Nike also says she finds it very hard to look after her three grandchildren as it is her responsibility to take make sure they have food to eat every single day.

“I usually ask my neighbours to give us some food on bad days while I wait to get piece jobs,” Nike said.

“When they don’t have anything to give me, I usually spare what I have for the kids and sleep on an empty stomach myself.

“And because of the effects I have had for taking the medication on an empty stomach, I am forced to abandon my medication on such days but luckily, I do not get any side-effects the following day when I resume taking them.”

According to Nike, her two daughters are also on ARV medication and they are also working in South Africa. She says  due to the difficulty of working in another country and not having referral letters, she collects the ARVs for her two daughters and then sends them to them through friends and family members who work in South Africa.

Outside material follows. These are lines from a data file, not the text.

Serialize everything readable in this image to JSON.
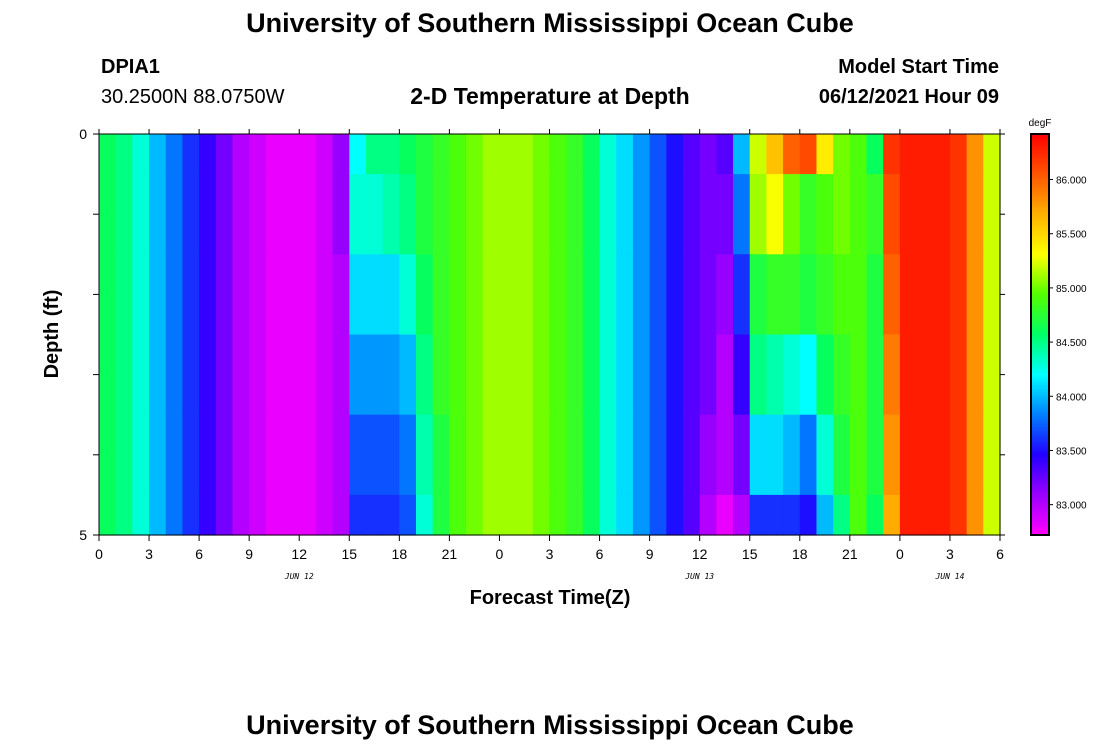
{
  "header": {
    "title": "University of Southern Mississippi Ocean Cube",
    "station_id": "DPIA1",
    "station_coords": "30.2500N  88.0750W",
    "subtitle": "2-D Temperature at Depth",
    "model_label": "Model Start Time",
    "model_time": "06/12/2021 Hour 09"
  },
  "footer": {
    "title": "University of Southern Mississippi Ocean Cube"
  },
  "chart_data": {
    "type": "heatmap",
    "title": "2-D Temperature at Depth",
    "xlabel": "Forecast Time(Z)",
    "ylabel": "Depth (ft)",
    "y_ticks": [
      "0",
      "5"
    ],
    "y_range": [
      0,
      5
    ],
    "x_ticks": [
      "0",
      "3",
      "6",
      "9",
      "12",
      "15",
      "18",
      "21",
      "0",
      "3",
      "6",
      "9",
      "12",
      "15",
      "18",
      "21",
      "0",
      "3",
      "6"
    ],
    "x_range_hours": [
      0,
      54
    ],
    "date_labels": [
      {
        "label": "JUN 12",
        "hour": 12
      },
      {
        "label": "JUN 13",
        "hour": 36
      },
      {
        "label": "JUN 14",
        "hour": 51
      }
    ],
    "colorbar": {
      "unit": "degF",
      "min": 82.72,
      "max": 86.42,
      "ticks": [
        "83.000",
        "83.500",
        "84.000",
        "84.500",
        "85.000",
        "85.500",
        "86.000"
      ],
      "tick_values": [
        83.0,
        83.5,
        84.0,
        84.5,
        85.0,
        85.5,
        86.0
      ],
      "stops": [
        "#ff00ff",
        "#9a00ff",
        "#2200ff",
        "#0080ff",
        "#00ffff",
        "#00ff66",
        "#55ff00",
        "#ffff00",
        "#ffb000",
        "#ff5500",
        "#ff0000"
      ]
    },
    "depth_layers": [
      0,
      0.5,
      1.5,
      2.5,
      3.5,
      4.5
    ],
    "hours": [
      0,
      1,
      2,
      3,
      4,
      5,
      6,
      7,
      8,
      9,
      10,
      11,
      12,
      13,
      14,
      15,
      16,
      17,
      18,
      19,
      20,
      21,
      22,
      23,
      24,
      25,
      26,
      27,
      28,
      29,
      30,
      31,
      32,
      33,
      34,
      35,
      36,
      37,
      38,
      39,
      40,
      41,
      42,
      43,
      44,
      45,
      46,
      47,
      48,
      49,
      50,
      51,
      52,
      53
    ],
    "values": [
      [
        84.6,
        84.5,
        84.3,
        84.0,
        83.8,
        83.6,
        83.4,
        83.2,
        83.0,
        82.9,
        82.8,
        82.8,
        82.8,
        82.9,
        83.1,
        84.2,
        84.5,
        84.5,
        84.6,
        84.7,
        84.8,
        84.9,
        85.0,
        85.1,
        85.1,
        85.1,
        85.0,
        84.9,
        84.8,
        84.6,
        84.3,
        84.1,
        83.9,
        83.7,
        83.5,
        83.3,
        83.2,
        83.3,
        84.0,
        85.2,
        85.6,
        86.0,
        86.1,
        85.4,
        85.0,
        84.9,
        84.6,
        86.2,
        86.3,
        86.3,
        86.3,
        86.2,
        85.8,
        85.2
      ],
      [
        84.6,
        84.5,
        84.3,
        84.0,
        83.8,
        83.6,
        83.4,
        83.2,
        83.0,
        82.9,
        82.8,
        82.8,
        82.8,
        82.9,
        83.1,
        84.3,
        84.3,
        84.4,
        84.5,
        84.7,
        84.8,
        84.9,
        85.0,
        85.1,
        85.1,
        85.1,
        85.0,
        84.9,
        84.8,
        84.6,
        84.3,
        84.1,
        83.9,
        83.7,
        83.5,
        83.3,
        83.2,
        83.2,
        83.8,
        85.1,
        85.3,
        85.0,
        84.8,
        84.9,
        85.0,
        84.9,
        84.8,
        86.1,
        86.3,
        86.3,
        86.3,
        86.2,
        85.8,
        85.2
      ],
      [
        84.6,
        84.5,
        84.3,
        84.0,
        83.8,
        83.6,
        83.4,
        83.2,
        83.0,
        82.9,
        82.8,
        82.8,
        82.8,
        82.9,
        83.0,
        84.1,
        84.1,
        84.1,
        84.3,
        84.6,
        84.8,
        84.9,
        85.0,
        85.1,
        85.1,
        85.1,
        85.0,
        84.9,
        84.8,
        84.6,
        84.3,
        84.1,
        83.9,
        83.7,
        83.5,
        83.3,
        83.2,
        83.1,
        83.6,
        84.7,
        84.8,
        84.8,
        84.7,
        84.8,
        84.9,
        84.9,
        84.7,
        86.0,
        86.3,
        86.3,
        86.3,
        86.2,
        85.8,
        85.2
      ],
      [
        84.6,
        84.5,
        84.3,
        84.0,
        83.8,
        83.6,
        83.4,
        83.2,
        83.0,
        82.9,
        82.8,
        82.8,
        82.8,
        82.9,
        83.0,
        83.9,
        83.9,
        83.9,
        84.0,
        84.5,
        84.8,
        84.9,
        85.0,
        85.1,
        85.1,
        85.1,
        85.0,
        84.9,
        84.8,
        84.6,
        84.3,
        84.1,
        83.9,
        83.7,
        83.5,
        83.3,
        83.2,
        83.0,
        83.4,
        84.5,
        84.4,
        84.3,
        84.2,
        84.6,
        84.8,
        84.9,
        84.7,
        85.9,
        86.3,
        86.3,
        86.3,
        86.2,
        85.8,
        85.2
      ],
      [
        84.6,
        84.5,
        84.3,
        84.0,
        83.8,
        83.6,
        83.4,
        83.2,
        83.0,
        82.9,
        82.8,
        82.8,
        82.8,
        82.9,
        83.0,
        83.7,
        83.7,
        83.7,
        83.8,
        84.4,
        84.7,
        84.9,
        85.0,
        85.1,
        85.1,
        85.1,
        85.0,
        84.9,
        84.8,
        84.6,
        84.3,
        84.1,
        83.9,
        83.7,
        83.5,
        83.3,
        83.1,
        83.0,
        83.2,
        84.1,
        84.1,
        84.0,
        83.8,
        84.3,
        84.7,
        84.9,
        84.7,
        85.8,
        86.3,
        86.3,
        86.3,
        86.2,
        85.8,
        85.2
      ],
      [
        84.6,
        84.5,
        84.3,
        84.0,
        83.8,
        83.6,
        83.4,
        83.2,
        83.0,
        82.9,
        82.8,
        82.8,
        82.8,
        82.9,
        83.0,
        83.6,
        83.6,
        83.6,
        83.7,
        84.3,
        84.7,
        84.9,
        85.0,
        85.1,
        85.1,
        85.1,
        85.0,
        84.9,
        84.8,
        84.6,
        84.3,
        84.1,
        83.9,
        83.7,
        83.5,
        83.3,
        83.0,
        82.8,
        83.0,
        83.6,
        83.6,
        83.6,
        83.5,
        84.0,
        84.5,
        84.9,
        84.6,
        85.7,
        86.3,
        86.3,
        86.3,
        86.2,
        85.8,
        85.2
      ]
    ]
  }
}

She has been doing this for over a year now, she said, adding this has helped keep her daughters alive and in their jobs.

But Nike has some advice for her compatriots who might find themselves facing the same challenges confronting her.

“I would like to urge people to get tested for HIV even when they are not sick. I found out that I was living with HIV but I was looking very healthy at the time. But again I could not deny being positive because my husband was HIV-positive and I was at the risk of getting infected,” she says.

Research conducted by Bio Meds Public Health has shown that migrants in South Africa, especially housekeepers who are on ARV treatment, are afraid to reveal their HIV-status for fear of losing their jobs should their employers find out.

The study further revealed that another challenge was some migrants may not be able to get their medication in South Africa even when they have been given a referral letter in their home country because some of them would be in South Africa illegally.